We present a unified scaling description for the dynamics of monomers of a semiflexible chain under good solvent condition in the free draining limit. We consider both the cases where the contour length L is comparable to the persistence length ℓ(p) and the case L ≫ ℓ(p). Our theory captures the early time monomer dynamics of a stiff chain characterized by t(3/4) dependence for the mean square displacement of the monomers, but predicts a first crossover to the Rouse regime of t(2ν/1 + 2ν) for τ¹ ~ ℓ(p)³, and a second crossover to the purely diffusive dynamics for the entire chain at τ2 ∼ L(5/2).
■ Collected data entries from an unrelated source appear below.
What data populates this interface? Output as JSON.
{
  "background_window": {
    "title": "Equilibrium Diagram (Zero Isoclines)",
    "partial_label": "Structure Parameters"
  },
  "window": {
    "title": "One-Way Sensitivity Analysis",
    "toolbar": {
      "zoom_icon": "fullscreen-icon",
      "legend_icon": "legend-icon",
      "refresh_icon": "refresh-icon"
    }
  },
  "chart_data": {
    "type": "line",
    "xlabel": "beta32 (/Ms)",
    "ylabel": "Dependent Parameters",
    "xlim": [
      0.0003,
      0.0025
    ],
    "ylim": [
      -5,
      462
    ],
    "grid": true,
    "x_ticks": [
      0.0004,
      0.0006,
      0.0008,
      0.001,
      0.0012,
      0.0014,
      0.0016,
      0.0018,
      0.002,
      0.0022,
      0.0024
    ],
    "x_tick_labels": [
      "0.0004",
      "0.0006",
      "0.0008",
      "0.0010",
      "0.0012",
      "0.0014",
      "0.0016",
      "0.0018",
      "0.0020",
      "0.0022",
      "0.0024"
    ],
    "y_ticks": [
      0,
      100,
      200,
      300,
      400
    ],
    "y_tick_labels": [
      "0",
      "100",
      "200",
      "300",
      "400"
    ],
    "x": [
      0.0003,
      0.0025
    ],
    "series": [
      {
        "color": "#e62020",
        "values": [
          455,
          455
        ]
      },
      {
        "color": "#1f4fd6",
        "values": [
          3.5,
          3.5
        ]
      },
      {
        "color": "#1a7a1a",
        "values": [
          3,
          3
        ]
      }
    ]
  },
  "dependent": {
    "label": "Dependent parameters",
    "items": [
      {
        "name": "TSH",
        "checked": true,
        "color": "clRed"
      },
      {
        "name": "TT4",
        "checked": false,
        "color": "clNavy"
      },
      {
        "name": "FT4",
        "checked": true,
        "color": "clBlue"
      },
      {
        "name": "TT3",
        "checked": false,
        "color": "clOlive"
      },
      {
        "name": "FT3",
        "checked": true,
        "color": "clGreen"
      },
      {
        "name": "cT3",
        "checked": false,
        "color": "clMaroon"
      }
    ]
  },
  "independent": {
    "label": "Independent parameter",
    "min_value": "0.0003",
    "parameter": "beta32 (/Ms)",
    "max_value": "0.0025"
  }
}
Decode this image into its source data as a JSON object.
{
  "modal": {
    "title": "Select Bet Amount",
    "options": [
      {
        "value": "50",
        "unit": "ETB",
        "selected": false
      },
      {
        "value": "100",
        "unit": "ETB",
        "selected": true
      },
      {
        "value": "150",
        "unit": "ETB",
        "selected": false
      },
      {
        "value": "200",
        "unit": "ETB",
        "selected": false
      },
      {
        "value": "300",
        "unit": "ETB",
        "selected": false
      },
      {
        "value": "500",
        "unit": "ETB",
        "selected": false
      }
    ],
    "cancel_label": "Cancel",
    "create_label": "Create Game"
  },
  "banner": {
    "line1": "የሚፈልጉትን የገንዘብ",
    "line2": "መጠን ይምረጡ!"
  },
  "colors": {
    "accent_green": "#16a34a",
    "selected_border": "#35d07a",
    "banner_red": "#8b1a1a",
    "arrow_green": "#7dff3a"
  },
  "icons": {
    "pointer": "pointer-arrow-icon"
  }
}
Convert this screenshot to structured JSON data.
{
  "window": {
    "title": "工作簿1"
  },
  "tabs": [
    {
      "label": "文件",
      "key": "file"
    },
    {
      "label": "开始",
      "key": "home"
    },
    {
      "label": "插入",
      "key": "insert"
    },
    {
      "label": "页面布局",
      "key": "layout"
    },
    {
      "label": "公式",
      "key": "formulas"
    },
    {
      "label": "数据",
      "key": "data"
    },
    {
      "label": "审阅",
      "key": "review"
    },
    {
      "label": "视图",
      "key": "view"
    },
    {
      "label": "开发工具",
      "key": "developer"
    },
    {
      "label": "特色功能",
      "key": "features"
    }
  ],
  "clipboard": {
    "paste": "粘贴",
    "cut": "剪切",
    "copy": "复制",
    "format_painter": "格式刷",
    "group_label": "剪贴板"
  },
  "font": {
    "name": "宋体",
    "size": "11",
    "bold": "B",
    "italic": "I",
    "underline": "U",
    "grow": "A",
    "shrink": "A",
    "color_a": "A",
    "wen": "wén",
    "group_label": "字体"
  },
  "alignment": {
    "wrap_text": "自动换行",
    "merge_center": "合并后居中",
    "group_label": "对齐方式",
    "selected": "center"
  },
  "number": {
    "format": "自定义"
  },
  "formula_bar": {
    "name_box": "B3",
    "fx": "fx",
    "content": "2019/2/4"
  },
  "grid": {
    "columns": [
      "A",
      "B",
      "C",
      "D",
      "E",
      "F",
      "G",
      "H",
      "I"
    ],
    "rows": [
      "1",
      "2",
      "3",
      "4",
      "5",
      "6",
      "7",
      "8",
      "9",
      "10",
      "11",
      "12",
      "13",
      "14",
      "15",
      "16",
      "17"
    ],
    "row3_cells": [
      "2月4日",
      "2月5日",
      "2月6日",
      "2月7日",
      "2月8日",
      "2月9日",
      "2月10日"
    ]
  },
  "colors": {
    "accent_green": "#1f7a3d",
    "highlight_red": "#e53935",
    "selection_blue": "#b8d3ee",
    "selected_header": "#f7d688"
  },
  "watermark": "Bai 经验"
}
We confirm the predictions of this scaling description by studying monomer dynamics of dilute solution of semi-flexible chains under good solvent conditions obtained from our Brownian dynamics (BD) simulation studies for a large choice of chain lengths with number of monomers per chain N = 16-2048 and persistence length ℓ(p) = 1-500 Lennard-Jones units. These BD simulation results further confirm the absence of Gaussian regime for a two-dimensional (2D) swollen chain from the slope of the plot of ⟨R(N)²⟩/2Lℓ(p) ~ L/ℓ(p) which around L/ℓ(p) ∼ 1 changes suddenly from (L/ℓ(p)) → (L/ℓ(p))(0.5), also manifested in the power law decay for the bond autocorrelation function disproving the validity of the worm-like-chain in 2D. We further observe that the normalized transverse fluctuations of the semiflexible chains for different stiffness √(⟨l(⊥)²⟩)/L as a function of renormalized contour length L/ℓ(p) collapse on the same master plot and exhibits power law scaling √(⟨l(⊥)²⟩)/L ~ (L/ℓ(p))(n) at extreme limits, where η = 0.5 for extremely stiff chains (L/ℓ(p) ≫ 1), and η = -0.25 for fully flexible chains. Finally, we compare the radial distribution functions obtained from our simulation studies with those obtained analytically.